Joos Florquin: Hiermee verloren we uw studie uit het oog.

Leo Picard: Ik heb het in die tijd óók gedaan. Op een blauwe maandag heb ik me ineens als lichtmatroos laten aanmonsteren en ben ik naar Amerika gegaan voor vier maanden.

Joos Florquin: Zo maar?

Leo Picard: Ja, een bevlieging. Ik heb ook nog een jaar te Brussel gestudeerd en ben nog een ander jaar werkzaam geweest op het archief te Antwerpen. De wilde jaren, zullen we zeggen.

Na de Amerikaanse reis kwam ik terug te Gent en dan liep het gesmeerd. Ik stond goed met Pirenne en op het laatste examen stelde hij mij voor een dissertatie te maken over de Verandering in eigendomsverhoudingen in de provincie Antwerpen. Ik had al heel wat documenten opgediept uit het archief en in het gouvernementshuis, maar toen kwam de oorlog en werd ik als burgerwacht opgeroepen te Antwerpen. Je l'ai échappé belle! Het is een passionant werk maar moeilijk en droog, eigenlijk een notariswerk.

 

Interview van journalist Joos Florquin met historicus en flamingant Leo Picard (1888-1981) in 1963.
Op. cit. Florquin, Joos. Ten huize van... 17: 71, 73 (Leuven: Davidsfonds, 1981).

De flamingant Leo Picard verdedigt zijn leermeester Henri Pirenne

Leo Picard: Men kan een man als Pirenne niet verguizen.
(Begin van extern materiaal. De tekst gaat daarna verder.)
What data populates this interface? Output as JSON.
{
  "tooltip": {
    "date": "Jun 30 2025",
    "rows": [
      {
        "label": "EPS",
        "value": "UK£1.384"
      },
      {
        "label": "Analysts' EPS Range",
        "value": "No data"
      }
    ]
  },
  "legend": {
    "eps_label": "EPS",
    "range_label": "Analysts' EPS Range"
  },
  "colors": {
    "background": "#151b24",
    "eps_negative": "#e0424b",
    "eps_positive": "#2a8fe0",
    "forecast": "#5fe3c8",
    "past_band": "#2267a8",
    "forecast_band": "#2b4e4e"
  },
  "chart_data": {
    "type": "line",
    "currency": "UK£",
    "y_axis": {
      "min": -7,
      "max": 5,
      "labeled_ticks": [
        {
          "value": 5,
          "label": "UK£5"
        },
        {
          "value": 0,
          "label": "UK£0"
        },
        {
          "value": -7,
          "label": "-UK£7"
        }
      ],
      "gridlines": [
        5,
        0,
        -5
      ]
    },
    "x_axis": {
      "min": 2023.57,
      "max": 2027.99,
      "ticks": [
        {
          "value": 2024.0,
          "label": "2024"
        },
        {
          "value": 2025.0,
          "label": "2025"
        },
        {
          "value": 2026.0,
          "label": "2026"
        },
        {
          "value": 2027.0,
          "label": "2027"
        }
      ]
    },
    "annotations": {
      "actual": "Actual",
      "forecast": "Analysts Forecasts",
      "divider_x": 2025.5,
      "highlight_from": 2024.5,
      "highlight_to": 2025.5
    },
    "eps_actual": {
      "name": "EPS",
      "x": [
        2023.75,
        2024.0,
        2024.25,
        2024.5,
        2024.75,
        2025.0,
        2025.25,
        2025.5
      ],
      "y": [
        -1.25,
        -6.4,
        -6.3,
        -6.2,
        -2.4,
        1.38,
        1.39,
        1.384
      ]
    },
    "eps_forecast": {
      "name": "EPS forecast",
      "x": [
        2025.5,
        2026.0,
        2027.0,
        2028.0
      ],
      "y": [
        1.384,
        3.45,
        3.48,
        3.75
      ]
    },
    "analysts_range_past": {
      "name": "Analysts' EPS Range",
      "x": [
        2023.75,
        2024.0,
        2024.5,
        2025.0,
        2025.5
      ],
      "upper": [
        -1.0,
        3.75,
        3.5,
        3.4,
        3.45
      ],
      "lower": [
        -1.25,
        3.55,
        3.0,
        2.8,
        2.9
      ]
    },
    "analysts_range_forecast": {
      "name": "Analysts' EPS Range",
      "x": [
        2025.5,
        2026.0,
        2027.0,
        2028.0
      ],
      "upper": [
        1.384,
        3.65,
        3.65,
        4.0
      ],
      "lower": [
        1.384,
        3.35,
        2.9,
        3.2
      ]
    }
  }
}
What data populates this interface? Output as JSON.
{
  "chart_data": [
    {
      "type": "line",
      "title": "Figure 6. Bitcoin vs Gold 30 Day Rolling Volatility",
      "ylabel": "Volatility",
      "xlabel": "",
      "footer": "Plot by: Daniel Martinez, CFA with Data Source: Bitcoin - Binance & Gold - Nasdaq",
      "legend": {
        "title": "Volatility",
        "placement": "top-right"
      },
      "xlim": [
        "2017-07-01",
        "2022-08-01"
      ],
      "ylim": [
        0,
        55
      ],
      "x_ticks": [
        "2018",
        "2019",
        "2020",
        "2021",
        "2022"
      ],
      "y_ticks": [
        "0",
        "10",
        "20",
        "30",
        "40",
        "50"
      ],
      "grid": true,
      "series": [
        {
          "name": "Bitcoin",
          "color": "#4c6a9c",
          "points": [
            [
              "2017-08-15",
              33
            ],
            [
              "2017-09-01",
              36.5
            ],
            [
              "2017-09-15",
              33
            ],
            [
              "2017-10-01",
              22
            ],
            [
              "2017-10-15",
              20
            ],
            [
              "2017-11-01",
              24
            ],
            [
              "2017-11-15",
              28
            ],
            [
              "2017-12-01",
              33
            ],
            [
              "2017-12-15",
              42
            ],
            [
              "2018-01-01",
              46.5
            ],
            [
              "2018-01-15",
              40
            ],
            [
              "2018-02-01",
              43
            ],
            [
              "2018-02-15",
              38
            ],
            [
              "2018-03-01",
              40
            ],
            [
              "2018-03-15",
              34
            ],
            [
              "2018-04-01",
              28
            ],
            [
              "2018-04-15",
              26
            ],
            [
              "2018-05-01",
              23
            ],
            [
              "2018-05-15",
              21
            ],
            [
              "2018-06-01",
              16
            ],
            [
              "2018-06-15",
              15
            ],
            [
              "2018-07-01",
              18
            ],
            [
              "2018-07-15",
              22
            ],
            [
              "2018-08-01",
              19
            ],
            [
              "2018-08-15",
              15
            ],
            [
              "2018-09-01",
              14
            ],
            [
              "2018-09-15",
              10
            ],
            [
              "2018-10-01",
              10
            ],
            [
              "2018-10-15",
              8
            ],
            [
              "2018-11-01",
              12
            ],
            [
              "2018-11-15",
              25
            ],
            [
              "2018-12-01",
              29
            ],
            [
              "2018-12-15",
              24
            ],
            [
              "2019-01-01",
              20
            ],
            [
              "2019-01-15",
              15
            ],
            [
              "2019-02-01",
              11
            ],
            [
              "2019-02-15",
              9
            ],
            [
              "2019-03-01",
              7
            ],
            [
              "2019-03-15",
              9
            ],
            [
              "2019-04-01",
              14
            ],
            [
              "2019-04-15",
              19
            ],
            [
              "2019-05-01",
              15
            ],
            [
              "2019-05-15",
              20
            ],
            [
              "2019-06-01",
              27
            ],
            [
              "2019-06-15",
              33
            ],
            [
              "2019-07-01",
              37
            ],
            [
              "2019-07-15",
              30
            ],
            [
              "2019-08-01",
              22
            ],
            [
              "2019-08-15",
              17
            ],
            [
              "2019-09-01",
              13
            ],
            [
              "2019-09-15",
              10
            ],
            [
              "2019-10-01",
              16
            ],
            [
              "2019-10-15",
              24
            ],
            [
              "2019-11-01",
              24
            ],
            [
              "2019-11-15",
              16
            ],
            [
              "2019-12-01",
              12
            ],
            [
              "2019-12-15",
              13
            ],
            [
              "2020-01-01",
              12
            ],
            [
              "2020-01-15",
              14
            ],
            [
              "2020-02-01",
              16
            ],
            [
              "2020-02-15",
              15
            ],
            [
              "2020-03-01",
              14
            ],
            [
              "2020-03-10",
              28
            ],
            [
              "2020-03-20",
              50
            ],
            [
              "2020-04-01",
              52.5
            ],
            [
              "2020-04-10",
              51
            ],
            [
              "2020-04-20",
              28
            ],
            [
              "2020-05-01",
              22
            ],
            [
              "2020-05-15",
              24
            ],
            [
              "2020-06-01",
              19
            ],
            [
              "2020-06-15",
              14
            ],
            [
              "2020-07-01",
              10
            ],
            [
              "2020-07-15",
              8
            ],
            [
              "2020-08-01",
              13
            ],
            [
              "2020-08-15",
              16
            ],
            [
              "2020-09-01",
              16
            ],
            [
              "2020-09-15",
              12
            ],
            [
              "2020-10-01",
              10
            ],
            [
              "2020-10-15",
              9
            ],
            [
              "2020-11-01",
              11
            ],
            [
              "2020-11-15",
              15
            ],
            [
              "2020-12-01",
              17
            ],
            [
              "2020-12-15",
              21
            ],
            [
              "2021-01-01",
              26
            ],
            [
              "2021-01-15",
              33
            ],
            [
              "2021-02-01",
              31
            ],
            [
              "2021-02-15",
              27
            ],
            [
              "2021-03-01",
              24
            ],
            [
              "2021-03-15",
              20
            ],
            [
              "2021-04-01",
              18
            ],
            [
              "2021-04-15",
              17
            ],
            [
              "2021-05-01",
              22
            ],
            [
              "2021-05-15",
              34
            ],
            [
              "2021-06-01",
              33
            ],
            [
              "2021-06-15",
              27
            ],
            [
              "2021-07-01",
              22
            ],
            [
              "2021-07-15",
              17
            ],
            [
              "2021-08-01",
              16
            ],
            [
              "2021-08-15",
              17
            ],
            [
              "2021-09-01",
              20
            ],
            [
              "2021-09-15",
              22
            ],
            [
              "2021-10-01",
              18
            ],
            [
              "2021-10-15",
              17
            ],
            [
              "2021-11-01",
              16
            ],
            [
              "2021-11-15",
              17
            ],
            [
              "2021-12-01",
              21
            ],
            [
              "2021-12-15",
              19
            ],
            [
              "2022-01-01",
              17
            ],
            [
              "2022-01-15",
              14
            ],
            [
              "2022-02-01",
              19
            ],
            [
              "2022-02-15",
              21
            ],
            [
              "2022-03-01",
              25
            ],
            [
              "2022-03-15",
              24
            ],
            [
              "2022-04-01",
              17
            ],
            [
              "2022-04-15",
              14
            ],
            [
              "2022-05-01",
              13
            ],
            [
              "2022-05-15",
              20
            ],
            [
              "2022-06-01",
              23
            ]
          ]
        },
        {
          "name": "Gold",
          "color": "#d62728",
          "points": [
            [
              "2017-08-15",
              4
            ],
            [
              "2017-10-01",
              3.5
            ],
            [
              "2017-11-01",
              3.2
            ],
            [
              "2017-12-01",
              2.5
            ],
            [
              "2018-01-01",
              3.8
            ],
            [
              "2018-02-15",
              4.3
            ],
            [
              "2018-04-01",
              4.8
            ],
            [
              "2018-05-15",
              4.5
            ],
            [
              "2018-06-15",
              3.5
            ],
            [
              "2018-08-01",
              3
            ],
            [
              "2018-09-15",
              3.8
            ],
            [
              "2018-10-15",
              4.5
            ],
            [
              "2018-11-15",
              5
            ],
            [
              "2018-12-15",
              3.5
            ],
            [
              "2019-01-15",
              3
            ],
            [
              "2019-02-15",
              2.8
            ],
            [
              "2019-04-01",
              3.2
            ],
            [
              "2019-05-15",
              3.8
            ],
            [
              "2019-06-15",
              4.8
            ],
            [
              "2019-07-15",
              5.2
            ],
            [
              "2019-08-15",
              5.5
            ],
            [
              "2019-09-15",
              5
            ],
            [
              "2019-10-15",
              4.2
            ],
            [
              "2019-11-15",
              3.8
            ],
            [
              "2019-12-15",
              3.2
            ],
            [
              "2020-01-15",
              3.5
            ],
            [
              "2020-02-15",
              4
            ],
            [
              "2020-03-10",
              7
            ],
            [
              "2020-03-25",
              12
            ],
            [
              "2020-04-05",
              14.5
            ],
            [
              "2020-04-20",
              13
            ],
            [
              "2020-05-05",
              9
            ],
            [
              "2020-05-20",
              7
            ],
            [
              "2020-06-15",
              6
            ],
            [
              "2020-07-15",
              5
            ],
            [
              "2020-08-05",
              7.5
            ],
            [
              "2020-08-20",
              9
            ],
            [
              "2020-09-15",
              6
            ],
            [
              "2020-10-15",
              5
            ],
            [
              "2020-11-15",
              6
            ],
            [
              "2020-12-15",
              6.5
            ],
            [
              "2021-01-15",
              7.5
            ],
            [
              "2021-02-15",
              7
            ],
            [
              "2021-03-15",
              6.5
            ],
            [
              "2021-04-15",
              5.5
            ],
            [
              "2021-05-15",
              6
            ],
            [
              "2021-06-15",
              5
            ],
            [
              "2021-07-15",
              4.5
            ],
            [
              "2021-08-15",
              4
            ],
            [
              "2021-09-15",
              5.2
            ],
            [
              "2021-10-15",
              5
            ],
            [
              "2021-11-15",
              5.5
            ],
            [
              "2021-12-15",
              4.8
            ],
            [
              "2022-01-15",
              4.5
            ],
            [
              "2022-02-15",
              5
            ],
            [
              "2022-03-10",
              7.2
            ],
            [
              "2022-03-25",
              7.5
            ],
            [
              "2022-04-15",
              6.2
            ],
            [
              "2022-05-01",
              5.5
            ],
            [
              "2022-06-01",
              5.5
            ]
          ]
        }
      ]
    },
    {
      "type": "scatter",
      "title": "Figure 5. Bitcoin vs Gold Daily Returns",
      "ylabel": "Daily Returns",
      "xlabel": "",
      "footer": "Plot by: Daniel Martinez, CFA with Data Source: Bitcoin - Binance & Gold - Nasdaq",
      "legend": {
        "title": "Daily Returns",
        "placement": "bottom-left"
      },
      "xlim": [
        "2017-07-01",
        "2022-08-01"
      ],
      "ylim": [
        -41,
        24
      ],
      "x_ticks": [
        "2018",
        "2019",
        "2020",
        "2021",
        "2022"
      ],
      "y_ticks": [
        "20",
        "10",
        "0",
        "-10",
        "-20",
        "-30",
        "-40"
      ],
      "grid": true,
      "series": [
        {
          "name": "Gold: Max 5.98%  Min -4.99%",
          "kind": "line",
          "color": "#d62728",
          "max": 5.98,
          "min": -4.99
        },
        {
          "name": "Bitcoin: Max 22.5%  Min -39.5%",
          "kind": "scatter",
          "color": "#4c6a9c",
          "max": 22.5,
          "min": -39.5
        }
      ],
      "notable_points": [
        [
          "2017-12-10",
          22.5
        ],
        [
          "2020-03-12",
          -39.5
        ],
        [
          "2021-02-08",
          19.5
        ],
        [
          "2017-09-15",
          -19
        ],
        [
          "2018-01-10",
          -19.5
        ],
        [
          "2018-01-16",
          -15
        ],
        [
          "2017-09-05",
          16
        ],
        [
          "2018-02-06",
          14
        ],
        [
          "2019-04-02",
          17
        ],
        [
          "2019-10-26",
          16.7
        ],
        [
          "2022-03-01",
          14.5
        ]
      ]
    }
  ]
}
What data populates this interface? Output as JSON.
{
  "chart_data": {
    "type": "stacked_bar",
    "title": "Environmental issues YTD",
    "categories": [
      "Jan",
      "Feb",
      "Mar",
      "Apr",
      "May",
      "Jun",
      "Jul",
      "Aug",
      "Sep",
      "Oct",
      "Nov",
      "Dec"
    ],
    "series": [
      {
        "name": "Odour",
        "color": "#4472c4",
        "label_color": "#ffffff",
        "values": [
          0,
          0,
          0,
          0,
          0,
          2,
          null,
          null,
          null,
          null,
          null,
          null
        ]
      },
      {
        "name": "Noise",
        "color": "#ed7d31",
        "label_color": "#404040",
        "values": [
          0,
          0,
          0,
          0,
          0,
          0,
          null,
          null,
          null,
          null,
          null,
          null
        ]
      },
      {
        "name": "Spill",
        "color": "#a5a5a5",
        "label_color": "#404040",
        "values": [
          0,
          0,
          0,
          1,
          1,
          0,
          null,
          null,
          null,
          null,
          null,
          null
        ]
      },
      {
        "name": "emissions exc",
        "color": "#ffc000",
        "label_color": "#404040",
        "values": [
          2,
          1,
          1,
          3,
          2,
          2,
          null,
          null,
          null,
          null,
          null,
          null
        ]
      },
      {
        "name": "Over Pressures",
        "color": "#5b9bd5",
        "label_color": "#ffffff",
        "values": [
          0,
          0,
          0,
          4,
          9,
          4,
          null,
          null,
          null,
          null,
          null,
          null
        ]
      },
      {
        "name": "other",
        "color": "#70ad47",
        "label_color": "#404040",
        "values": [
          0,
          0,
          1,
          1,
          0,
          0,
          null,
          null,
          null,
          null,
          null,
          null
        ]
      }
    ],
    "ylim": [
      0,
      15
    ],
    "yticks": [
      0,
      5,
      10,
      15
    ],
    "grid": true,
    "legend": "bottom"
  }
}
Hij was een zeer groot man, als mens vol leven en temperament en als professor magnifiek. Ik heb nooit een betere gehad. Daarbij is hij een groot historicus. Zijn Charlemagne en zijn Mohammed zijn groots van visie en uitwerking. Maar Pirenne is ook de man van een zeer bepaald Belgisch standpunt van een zeer bepaalde Belgische periode: de tijd van het expressionisme van Leopold II, het groeien uit een eng provincialisme, dat niet alleen Vlaams maar ook Belgisch was, naar een Europese gemeenschap. Pirenne heeft zijn wetenschap in dienst gesteld van deze Belgische politiek, van deze Belgische integratie, maar dat doet niets af aan de figuur van Pirenne. Ik heb het vroeger al gezegd: iedere tijd heeft zijn eigen gisteren en daar moet men bij de beoordeling rekening mee houden.

Joos Florquin: En zijn ‘Histoire de Belgique’?

Leo Picard: Is een standaardwerk. Het hoofdstuk over de textielnijverheid bv. is prachtig. Maar men moet altijd rekening houden met de relativiteit van de geschiedschrijving. Het is een begrip dat mij nu meer dan ooit passioneert en Pirenne is er een treffend voorbeeld van. Hij is een typische uiting van het Belgisch nationalisme, die op de gedachte van een kleine lezing over de Nation Belge van 1895 heel zijn geschiedenis van België heeft gebouwd. En daar staat veel waardevols in, wat men er ook moge van zeggen.

Interview van journalist Joos Florquin met historicus en flamingant Leo Picard (1888-1981) in 1963.
Op. cit. Florquin, Joos. Ten huize van... 17: 71 (Leuven: Davidsfonds, 1981).